One more thing: do not assume leaving means all desire for God is gone. Some young adults are leaving church culture, not rejecting every spiritual instinct. Some are trying to recover honesty. Some are trying to breathe. Some may come back later. Some may not. Love is still the right response either way.
How to help a child who lost faith Mormon families once assumed would stay
Start by dropping the fantasy that perfect parenting could have prevented every possible faith crisis.
Parents matter a lot. They are not sovereign. Agency is real. Personality is real. experience is real. Timing is real. Other people influence your children, and so does the wider world.
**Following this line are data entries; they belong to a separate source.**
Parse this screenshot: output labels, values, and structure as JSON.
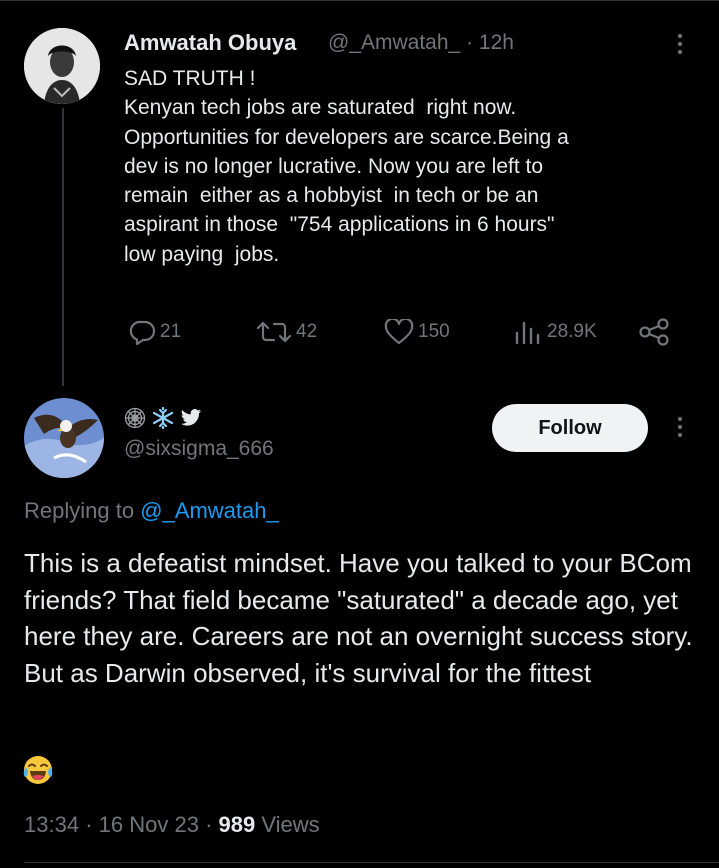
{
  "tweet": {
    "author_name": "Amwatah Obuya",
    "handle": "@_Amwatah_",
    "separator": "·",
    "time": "12h",
    "text": "SAD TRUTH !\nKenyan tech jobs are saturated  right now.\nOpportunities for developers are scarce.Being a\ndev is no longer lucrative. Now you are left to\nremain  either as a hobbyist  in tech or be an\naspirant in those  \"754 applications in 6 hours\"\nlow paying  jobs.",
    "replies": "21",
    "reposts": "42",
    "likes": "150",
    "views": "28.9K"
  },
  "reply": {
    "handle": "@sixsigma_666",
    "follow_label": "Follow",
    "replying_prefix": "Replying to",
    "replying_to": "@_Amwatah_",
    "text": "This is a defeatist mindset. Have you talked to your BCom friends? That field became \"saturated\" a decade ago, yet here they are. Careers are not an overnight success story.  But as Darwin observed, it's survival for the fittest",
    "time": "13:34",
    "date": "16 Nov 23",
    "views_count": "989",
    "views_label": "Views"
  },
  "colors": {
    "background": "#000000",
    "text": "#e7e9ea",
    "muted": "#71767b",
    "link": "#1d9bf0",
    "follow_bg": "#eff3f4"
  },
  "icons": [
    "reply-icon",
    "repost-icon",
    "heart-icon",
    "views-chart-icon",
    "share-icon",
    "more-icon",
    "spiderweb-emoji",
    "snowflake-emoji",
    "twitter-bird-icon",
    "laughing-tears-emoji"
  ]
}
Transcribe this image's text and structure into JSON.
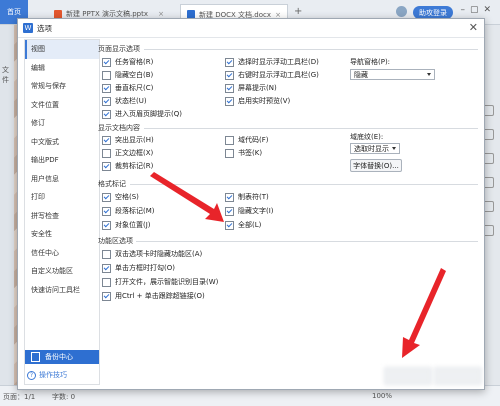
{
  "background": {
    "tabs": [
      {
        "label": "首页"
      },
      {
        "label": "新建 PPTX 演示文稿.pptx"
      },
      {
        "label": "新建 DOCX 文档.docx"
      }
    ],
    "header_button": "助攻登录",
    "side_label": "文件",
    "status": {
      "left": "页面：1/1",
      "middle": "字数: 0",
      "right": "100%"
    }
  },
  "dialog": {
    "title": "选项",
    "nav": [
      {
        "label": "视图",
        "active": true
      },
      {
        "label": "编辑"
      },
      {
        "label": "常规与保存"
      },
      {
        "label": "文件位置"
      },
      {
        "label": "修订"
      },
      {
        "label": "中文版式"
      },
      {
        "label": "输出PDF"
      },
      {
        "label": "用户信息"
      },
      {
        "label": "打印"
      },
      {
        "label": "拼写检查"
      },
      {
        "label": "安全性"
      },
      {
        "label": "信任中心"
      },
      {
        "label": "自定义功能区"
      },
      {
        "label": "快速访问工具栏"
      }
    ],
    "backup_label": "备份中心",
    "tips_label": "操作技巧",
    "page_display": {
      "title": "页面显示选项",
      "col1": [
        {
          "label": "任务窗格(R)",
          "checked": true
        },
        {
          "label": "隐藏空白(B)",
          "checked": false
        },
        {
          "label": "垂直标尺(C)",
          "checked": true
        },
        {
          "label": "状态栏(U)",
          "checked": true
        },
        {
          "label": "进入页眉页脚提示(Q)",
          "checked": true
        }
      ],
      "col2": [
        {
          "label": "选择时显示浮动工具栏(D)",
          "checked": true
        },
        {
          "label": "右键时显示浮动工具栏(G)",
          "checked": true
        },
        {
          "label": "屏幕提示(N)",
          "checked": true
        },
        {
          "label": "启用实时预览(V)",
          "checked": true
        }
      ],
      "nav_pane_label": "导航窗格(P):",
      "nav_pane_value": "隐藏"
    },
    "show_content": {
      "title": "显示文档内容",
      "col1": [
        {
          "label": "突出显示(H)",
          "checked": true
        },
        {
          "label": "正文边框(X)",
          "checked": false
        },
        {
          "label": "裁剪标记(R)",
          "checked": true
        }
      ],
      "col2": [
        {
          "label": "域代码(F)",
          "checked": false
        },
        {
          "label": "书签(K)",
          "checked": false
        }
      ],
      "shading_label": "域底纹(E):",
      "shading_value": "选取时显示",
      "font_sub_button": "字体替换(O)..."
    },
    "format_marks": {
      "title": "格式标记",
      "col1": [
        {
          "label": "空格(S)",
          "checked": true
        },
        {
          "label": "段落标记(M)",
          "checked": true
        },
        {
          "label": "对象位置(J)",
          "checked": true
        }
      ],
      "col2": [
        {
          "label": "制表符(T)",
          "checked": true
        },
        {
          "label": "隐藏文字(I)",
          "checked": true
        },
        {
          "label": "全部(L)",
          "checked": true
        }
      ]
    },
    "ribbon": {
      "title": "功能区选项",
      "items": [
        {
          "label": "双击选项卡时隐藏功能区(A)",
          "checked": false
        },
        {
          "label": "单击方框时打勾(O)",
          "checked": true
        },
        {
          "label": "打开文件，展示智能识别目录(W)",
          "checked": false
        },
        {
          "label": "用Ctrl + 单击跟踪超链接(O)",
          "checked": true
        }
      ]
    },
    "annotation_color": "#e8242a"
  }
}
The burden many LDS parents carry here can become crushing because they assume every adult child’s faith outcome is a final grade on their parenting.
That is too heavy, and it is not true.
What parents can do is build a better climate. They can make the home honest. They can talk about hard things before the internet does. They can refuse shame. They can make church about Christ more than culture. They can show children that discipleship is not the same thing as performing a flawless Mormon life.
That may not keep every young adult in the Church. It will still matter.
And if your son or daughter has already stepped away, remember this: no one is beyond God’s reach, and no family relationship is improved by panic. Elder Holland’s words still apply to strugglers, wanderers, and worried parents alike. Keep trying. Keep loving. Keep the door open.
Frequently Asked Questions
Why are so many young adults leaving the LDS Church?
Usually for several reasons at once. Common factors include hard questions about Church history, LGBTQ+ and social concerns, spiritual disappointment, judgmental church culture, and the feeling that honest doubts were not safe to express.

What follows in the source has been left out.